What a fun problem. In tackling this problem, I visualized what was occurring as Maria and Stanley were driving away from each other. If one thinks about it, what does the graphic representation of their routes look like? Maria drives north, while Stanley heads west. That's a 90 degree angle these two form, leaving the house at the same time.  Since we can assume their speed is uniform, and their rates do not change, we have in essence the formation of a right triangle where the hypotenuse is given to us. The hypotenuse, in this case is 85 miles. Since the two of them are traveling at an average speed, the two of them will traverse a distance in proportion to each other within an hour. Let's represent Stanley's distance as x, while Maria's distance will always be 9 mph slower, or 9 miles slower in one hours time.  Hence, Maria's distance can be represented as x -9. Now we have all three sides of a right triangle.

 

Our next objective would be to solve for x.

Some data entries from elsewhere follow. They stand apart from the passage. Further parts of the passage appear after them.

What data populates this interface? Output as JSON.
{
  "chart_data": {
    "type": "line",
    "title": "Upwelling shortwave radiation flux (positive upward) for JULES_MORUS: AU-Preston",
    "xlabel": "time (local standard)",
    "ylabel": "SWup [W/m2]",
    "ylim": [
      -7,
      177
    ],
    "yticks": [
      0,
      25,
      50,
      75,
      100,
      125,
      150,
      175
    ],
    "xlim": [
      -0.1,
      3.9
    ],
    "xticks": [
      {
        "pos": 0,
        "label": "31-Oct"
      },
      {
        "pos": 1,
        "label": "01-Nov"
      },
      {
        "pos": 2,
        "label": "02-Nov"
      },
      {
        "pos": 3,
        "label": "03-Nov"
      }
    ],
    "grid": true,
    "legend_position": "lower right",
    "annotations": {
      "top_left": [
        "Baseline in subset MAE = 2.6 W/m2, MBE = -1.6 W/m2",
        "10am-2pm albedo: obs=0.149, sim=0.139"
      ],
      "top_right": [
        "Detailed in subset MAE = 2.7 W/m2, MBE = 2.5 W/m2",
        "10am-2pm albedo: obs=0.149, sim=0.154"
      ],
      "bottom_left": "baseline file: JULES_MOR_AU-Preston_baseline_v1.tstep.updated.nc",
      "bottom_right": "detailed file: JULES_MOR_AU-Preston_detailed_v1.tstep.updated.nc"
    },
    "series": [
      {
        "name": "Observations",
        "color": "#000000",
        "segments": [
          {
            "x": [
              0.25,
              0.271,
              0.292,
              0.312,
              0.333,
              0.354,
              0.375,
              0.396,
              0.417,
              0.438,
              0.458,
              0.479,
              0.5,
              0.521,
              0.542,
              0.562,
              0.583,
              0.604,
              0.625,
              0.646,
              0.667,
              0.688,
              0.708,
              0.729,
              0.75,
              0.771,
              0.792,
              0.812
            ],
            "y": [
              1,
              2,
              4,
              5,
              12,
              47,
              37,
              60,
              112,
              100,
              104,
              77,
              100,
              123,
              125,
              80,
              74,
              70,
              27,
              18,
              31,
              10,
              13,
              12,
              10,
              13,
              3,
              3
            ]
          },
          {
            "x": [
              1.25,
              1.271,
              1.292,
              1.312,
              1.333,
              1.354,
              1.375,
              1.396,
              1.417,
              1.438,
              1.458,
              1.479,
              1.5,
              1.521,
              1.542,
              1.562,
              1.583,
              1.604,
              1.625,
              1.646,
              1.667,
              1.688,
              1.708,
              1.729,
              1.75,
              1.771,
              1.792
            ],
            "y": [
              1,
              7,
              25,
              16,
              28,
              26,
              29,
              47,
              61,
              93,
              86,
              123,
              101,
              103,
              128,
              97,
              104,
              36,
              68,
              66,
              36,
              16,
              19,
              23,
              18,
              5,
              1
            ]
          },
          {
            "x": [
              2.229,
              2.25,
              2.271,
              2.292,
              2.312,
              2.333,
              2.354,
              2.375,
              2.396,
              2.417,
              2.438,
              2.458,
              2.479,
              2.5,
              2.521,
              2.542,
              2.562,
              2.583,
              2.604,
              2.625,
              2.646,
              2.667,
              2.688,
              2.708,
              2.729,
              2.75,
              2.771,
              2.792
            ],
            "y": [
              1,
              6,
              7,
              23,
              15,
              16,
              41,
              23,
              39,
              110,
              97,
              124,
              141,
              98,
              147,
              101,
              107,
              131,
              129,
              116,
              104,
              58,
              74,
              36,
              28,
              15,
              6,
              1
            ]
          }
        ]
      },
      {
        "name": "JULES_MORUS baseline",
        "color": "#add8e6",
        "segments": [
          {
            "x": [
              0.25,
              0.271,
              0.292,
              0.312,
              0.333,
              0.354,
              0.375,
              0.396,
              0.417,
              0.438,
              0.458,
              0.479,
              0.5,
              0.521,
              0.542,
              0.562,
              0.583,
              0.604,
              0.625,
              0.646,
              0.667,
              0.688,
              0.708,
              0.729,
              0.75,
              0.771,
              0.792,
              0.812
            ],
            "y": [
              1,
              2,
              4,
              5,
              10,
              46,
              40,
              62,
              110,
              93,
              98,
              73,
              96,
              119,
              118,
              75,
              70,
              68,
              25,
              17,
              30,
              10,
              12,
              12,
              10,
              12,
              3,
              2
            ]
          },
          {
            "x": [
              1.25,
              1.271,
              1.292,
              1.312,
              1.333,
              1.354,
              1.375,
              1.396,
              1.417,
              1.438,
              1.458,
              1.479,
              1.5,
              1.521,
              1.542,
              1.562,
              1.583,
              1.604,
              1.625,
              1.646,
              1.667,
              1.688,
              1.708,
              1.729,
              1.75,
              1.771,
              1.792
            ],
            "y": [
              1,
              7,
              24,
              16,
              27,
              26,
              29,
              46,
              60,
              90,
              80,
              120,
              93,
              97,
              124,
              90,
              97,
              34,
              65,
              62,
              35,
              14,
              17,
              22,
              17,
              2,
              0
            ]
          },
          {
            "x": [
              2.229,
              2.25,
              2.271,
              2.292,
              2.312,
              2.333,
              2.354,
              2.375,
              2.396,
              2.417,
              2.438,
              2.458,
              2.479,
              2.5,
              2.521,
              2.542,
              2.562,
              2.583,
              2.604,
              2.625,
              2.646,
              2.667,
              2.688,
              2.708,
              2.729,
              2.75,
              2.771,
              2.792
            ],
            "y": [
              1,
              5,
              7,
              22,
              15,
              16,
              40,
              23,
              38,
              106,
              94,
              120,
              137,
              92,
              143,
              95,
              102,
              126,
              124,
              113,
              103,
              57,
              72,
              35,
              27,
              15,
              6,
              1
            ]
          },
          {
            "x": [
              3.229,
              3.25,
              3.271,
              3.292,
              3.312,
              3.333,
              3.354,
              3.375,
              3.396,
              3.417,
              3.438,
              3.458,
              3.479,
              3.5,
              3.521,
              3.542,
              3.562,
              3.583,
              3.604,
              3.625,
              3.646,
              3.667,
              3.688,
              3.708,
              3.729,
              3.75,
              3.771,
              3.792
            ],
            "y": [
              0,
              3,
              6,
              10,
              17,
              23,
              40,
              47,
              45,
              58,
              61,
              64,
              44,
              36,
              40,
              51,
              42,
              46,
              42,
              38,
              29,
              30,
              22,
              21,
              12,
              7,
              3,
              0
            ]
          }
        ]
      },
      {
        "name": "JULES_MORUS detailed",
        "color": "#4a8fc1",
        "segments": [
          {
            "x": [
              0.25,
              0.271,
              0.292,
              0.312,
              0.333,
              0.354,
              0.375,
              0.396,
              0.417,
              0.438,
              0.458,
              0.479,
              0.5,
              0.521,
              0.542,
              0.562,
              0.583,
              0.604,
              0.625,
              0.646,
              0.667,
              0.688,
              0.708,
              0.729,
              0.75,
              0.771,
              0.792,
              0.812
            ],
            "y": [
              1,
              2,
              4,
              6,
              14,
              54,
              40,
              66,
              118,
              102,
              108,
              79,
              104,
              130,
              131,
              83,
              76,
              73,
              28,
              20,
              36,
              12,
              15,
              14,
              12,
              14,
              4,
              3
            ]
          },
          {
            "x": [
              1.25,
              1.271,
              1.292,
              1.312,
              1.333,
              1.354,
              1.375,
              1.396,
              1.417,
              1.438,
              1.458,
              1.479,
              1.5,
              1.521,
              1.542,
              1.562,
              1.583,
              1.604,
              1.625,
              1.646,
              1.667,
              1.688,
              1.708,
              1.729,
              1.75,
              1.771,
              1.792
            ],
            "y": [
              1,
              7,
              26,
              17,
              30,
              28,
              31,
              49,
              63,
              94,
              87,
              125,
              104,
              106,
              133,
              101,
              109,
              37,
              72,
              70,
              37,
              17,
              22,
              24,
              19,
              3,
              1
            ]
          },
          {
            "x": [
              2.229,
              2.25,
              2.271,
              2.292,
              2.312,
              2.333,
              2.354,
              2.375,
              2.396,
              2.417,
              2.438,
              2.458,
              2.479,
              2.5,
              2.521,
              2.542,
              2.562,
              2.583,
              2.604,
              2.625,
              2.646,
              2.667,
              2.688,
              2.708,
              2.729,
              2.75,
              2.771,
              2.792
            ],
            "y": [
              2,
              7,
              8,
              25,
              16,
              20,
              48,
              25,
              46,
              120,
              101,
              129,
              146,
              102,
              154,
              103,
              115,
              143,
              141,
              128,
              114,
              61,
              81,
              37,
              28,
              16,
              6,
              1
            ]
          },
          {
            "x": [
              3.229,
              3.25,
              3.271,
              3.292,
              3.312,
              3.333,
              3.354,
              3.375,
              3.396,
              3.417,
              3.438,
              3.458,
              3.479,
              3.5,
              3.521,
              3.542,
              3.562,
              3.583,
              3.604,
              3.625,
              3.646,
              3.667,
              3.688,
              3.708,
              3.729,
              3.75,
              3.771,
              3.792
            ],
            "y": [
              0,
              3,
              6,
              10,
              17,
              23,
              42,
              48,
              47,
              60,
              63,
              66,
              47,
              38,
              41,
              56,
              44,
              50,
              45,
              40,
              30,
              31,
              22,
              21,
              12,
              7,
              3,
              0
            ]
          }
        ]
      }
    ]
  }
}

What formula allows us to do this? The Pythagorean theorem, 

 

      a^2 + b^2 = c^2, where a, b, and c (the hypothenuse) are the three sides.

 

For our exercise, we have 

 

     x^2 + (x - 9)^2 = 85^2.

 

Expanding, we get,

 

    x^2 + (x - 9)(x - 9) = 7225.

 

Solving further, we have

 

    x^2 + x^2 - 18x + 81 = 7225,

 

and then,

 

    x^2 + x^2 - 18x -7144 = 0 (adding -7225 to both sides of the equation).

 

Now we have,

 

    2x^2 - 18x - 7144 = 0 (adding like powers).

 

Using the quadratic formula, we will get a positive and a negative value. We can disregard the negative value since we are dealing with a 'positive' distance. 

 

    Our positive value (Stanley's average speed) will be 64.4 mph!